Triage rund um die Uhr

Außerdem wird es ein ambulantes OP-Zentrum im zweiten Bauabschnitt geben, in dem Eingriffe durch niedergelassene und klinische Fachärzte erfolgen können. Ähnliche Kooperationen strebt man bei der Nutzung der bildgebenden Großgeräte für CT, MRT etc. an. Durch eine enge Zusammenarbeit zwischen den niedergelassenen Ärzten, den Rettungsdiensten und einem auf dem Campus vorhandenen Kassenärztlichen Bereitschaftsdienst wird eine effektive Triage der eintreffenden Patienten an sieben Tagen der Woche und rund um die Uhr erfolgen.

Das Konzept lebt aber auch von der Einbindung anderer Gesundheitsberufe. Auf dem Campus werden nicht nur medizinische Kernleistungen, sondern auch erweiterte Gesundheitsdienstleistungen angeboten. Das werden die verschiedenen Therapieangebote (Physiotherapie, etc.), eine Apotheke und Bandagisten/Orthopädietechnik sein. Integriert werden bereits vorhandene Angebote der medizinischen Rehabilitation und der Prävention.

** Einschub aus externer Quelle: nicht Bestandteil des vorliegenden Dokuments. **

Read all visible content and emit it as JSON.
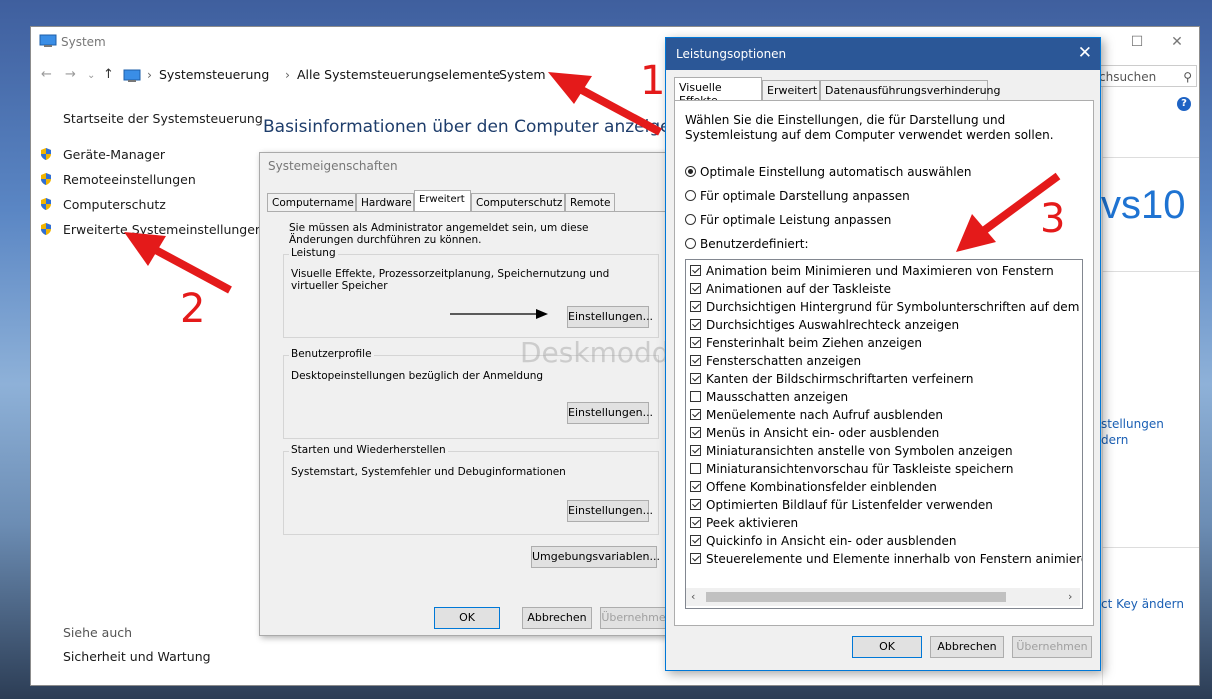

Laut Griewing soll das nicht zu einem Absaugen von Versorgungskapazitäten aus dem Umland führen: „Es wird immer Ärzte geben, die Einzelpraxen auch auf dem Land haben wollen. Aber speziell bei den Fachärzten haben wir das Problem, dass wir im ländlichen Raum keinen Nachwuchs bekommen.“ Hier könnten Campus-Lösungen mit neuen Zusammenarbeitsformen ein Zukunftsmodell sein. Keinesfalls will man bei den Rhön-Kliniken als Privat-Medizinkonzern erscheinen. „Wir haben kein Privatklinikkonzept. Wir haben den vollen Versorgungsauftrag, wie auch z.B. öffentlich-rechtliche Klinikträger“, sagt das Rhön-Klinikvorstandsmitglied.